Two disciplines run through every lab, the same two that run through every note. Report the estimate, not just a verdict — each lab closes on an effect size and a confidence interval, not on whether \(p\) cleared a threshold. And keep statistical significance, practical significance, and causation distinct — a small \(p\) does not make a six-point gain practically large, and because four of the five datasets are observational (students chose their support, their format, their program), a real association is still association, not causation. Each lab names which of those it can and cannot claim.

The four labs

Each lab is the companion to its week’s note — do the note first for the method logic, then the lab to run it yourself. The links are relative; the slugs encode the companion week.

  1. Lab 5 — Two-group comparison and effect size — the companion to Week 5. Using Dataset G (final scores for Support vs Self-guided students), fit a two-sample comparison, default to Welch’s \(t\), and report the mean difference of \(6.0\) points with its 95% confidence interval \((1.3, 10.7)\) and Cohen’s \(d \approx 0.53\) — then say plainly why this self-selected, observational gap is association, not causation.
  2. Lab 8 — ANOVA with multiple comparisons — the companion to Week 8. Using Dataset F (final score by instructional format), fit a one-way ANOVA (\(F \approx 7.61\), \(\eta^2 \approx 0.19\)), then control the family-wise error rate with Tukey HSD and contrast a planned “hands-on vs delivered-only” comparison (\(\hat\psi = 8\) points). The lab’s point is that an unadjusted sweep of pairwise tests inflates the error rate; multiplicity control and a pre-specified contrast do not.
  3. Lab 10 — Building and checking a regression — the companion to Week 10. Using Dataset R, fit a simple regression of final score on study hours (slope \(\approx 1.6\)), then a multiple regression adding attendance and pretest, and watch the hours slope drop \(1.6 \to 1.1\) under adjustment (confounding). You will read residual and leverage diagnostics and report each slope with its confidence interval, distinguishing the simple from the partial (adjusted) slope.
  4. Lab 13 — Logistic regression and odds ratios — the companion to Week 13. Using Dataset R with the binary pass outcome, fit a logistic model with glm(..., family = binomial), exponentiate the coefficients to odds ratios (OR per study-hour \(\approx 1.25\); OR Structured vs None \(\approx 2.72\), shrunk from the raw \(3.67\) after adjustment), and read a predicted probability off the S-curve — never the raw logit — as the conclusion, keeping \(\mathrm{OR} \ne \mathrm{RR}\) straight.

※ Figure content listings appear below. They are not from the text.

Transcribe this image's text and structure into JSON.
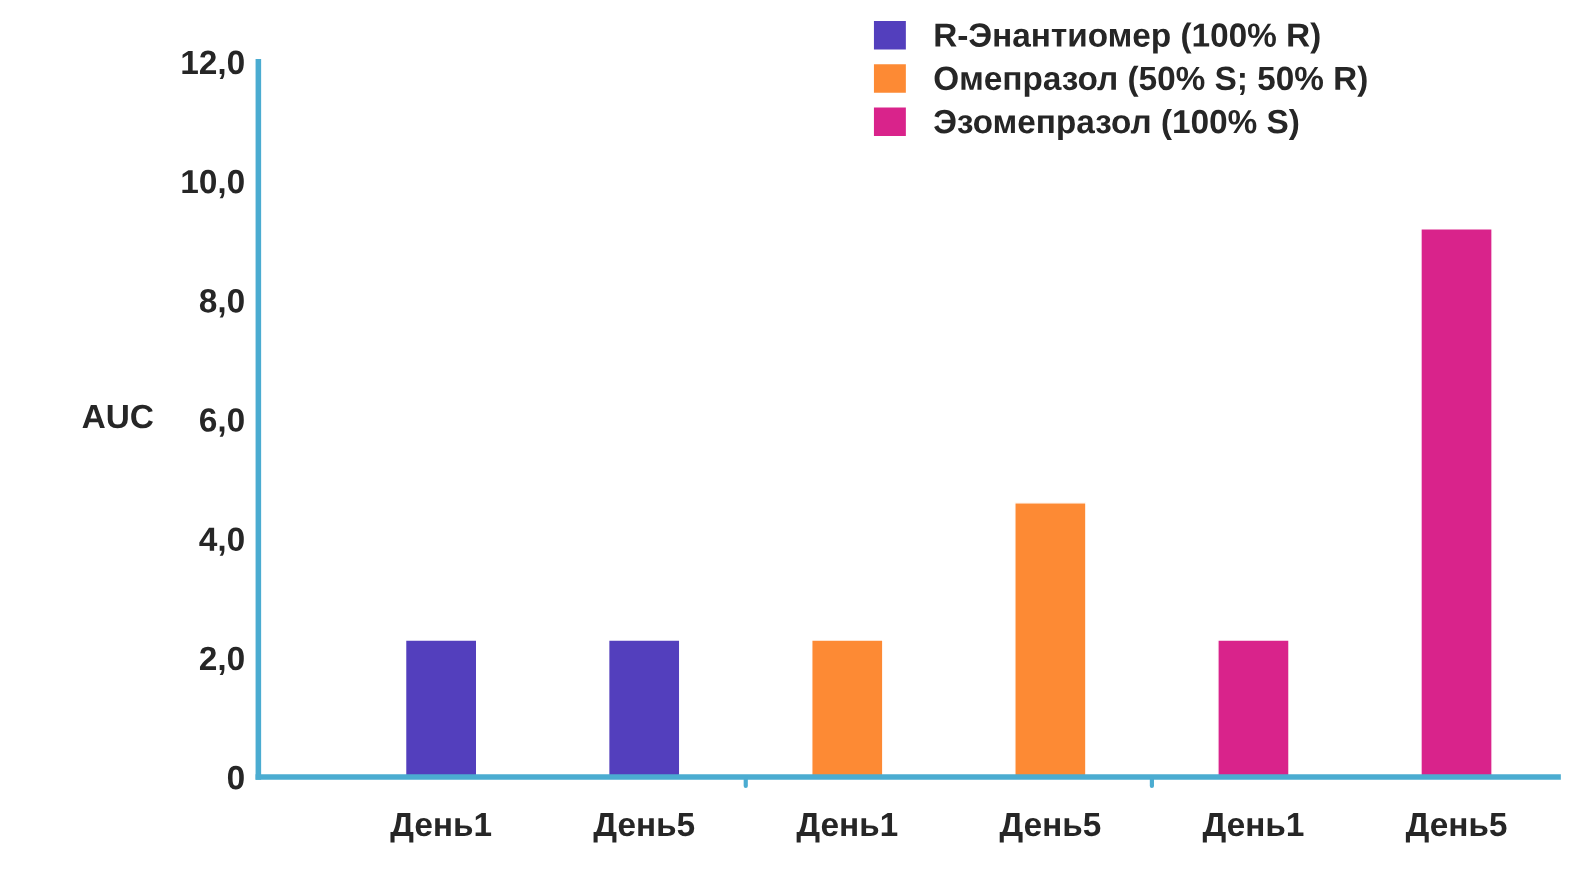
{
  "chart_data": {
    "type": "bar",
    "ylabel": "AUC",
    "categories": [
      "День1",
      "День5",
      "День1",
      "День5",
      "День1",
      "День5"
    ],
    "series": [
      {
        "name": "R-Энантиомер (100% R)",
        "color": "#533fbd",
        "values": [
          2.3,
          2.3,
          null,
          null,
          null,
          null
        ]
      },
      {
        "name": "Омепразол (50% S; 50% R)",
        "color": "#fd8a34",
        "values": [
          null,
          null,
          2.3,
          4.6,
          null,
          null
        ]
      },
      {
        "name": "Эзомепразол (100% S)",
        "color": "#d9238b",
        "values": [
          null,
          null,
          null,
          null,
          2.3,
          9.2
        ]
      }
    ],
    "ylim": [
      0,
      12
    ],
    "yticks": [
      {
        "value": 0,
        "label": "0"
      },
      {
        "value": 2,
        "label": "2,0"
      },
      {
        "value": 4,
        "label": "4,0"
      },
      {
        "value": 6,
        "label": "6,0"
      },
      {
        "value": 8,
        "label": "8,0"
      },
      {
        "value": 10,
        "label": "10,0"
      },
      {
        "value": 12,
        "label": "12,0"
      }
    ],
    "grid": false,
    "legend": "top"
  }
}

Each lab walks all six blueprint steps — Question, Structure, Method, Assumptions and diagnostics, Estimate and uncertainty, Conclusion — so by the fourth lab the steps are a habit, not a checklist, and you can carry them to a method the course never named.

Software

You need only R (via RStudio or Posit Cloud) and, optionally, Quarto to knit a report. The labs use base R plus a small number of widely available functions and idioms — t.test() for the two-group comparison, aov() with summary() and TukeyHSD() for the ANOVA, lm() with summary(), confint(), and the standard residual plots for the regression, and glm(..., family = binomial) for the logistic fit. Where a helper package is mentioned (for example emmeans for adjusted means or contrasts, or car for a Levene test or VIFs), the lab names it; you can follow the logic without it. Every chunk that draws randomness starts with set.seed(35203), so your run reproduces the companion note’s locked numbers — and, again, those numbers are synthetic and provisional in this draft site. On this site the code is shown for study and is not executed; the live computation happens in your session.

See also

Public vs. graded

The graded lab deliverables, their rubrics, and their due dates live in Blackboard (the LMS) — these pages are study and practice only.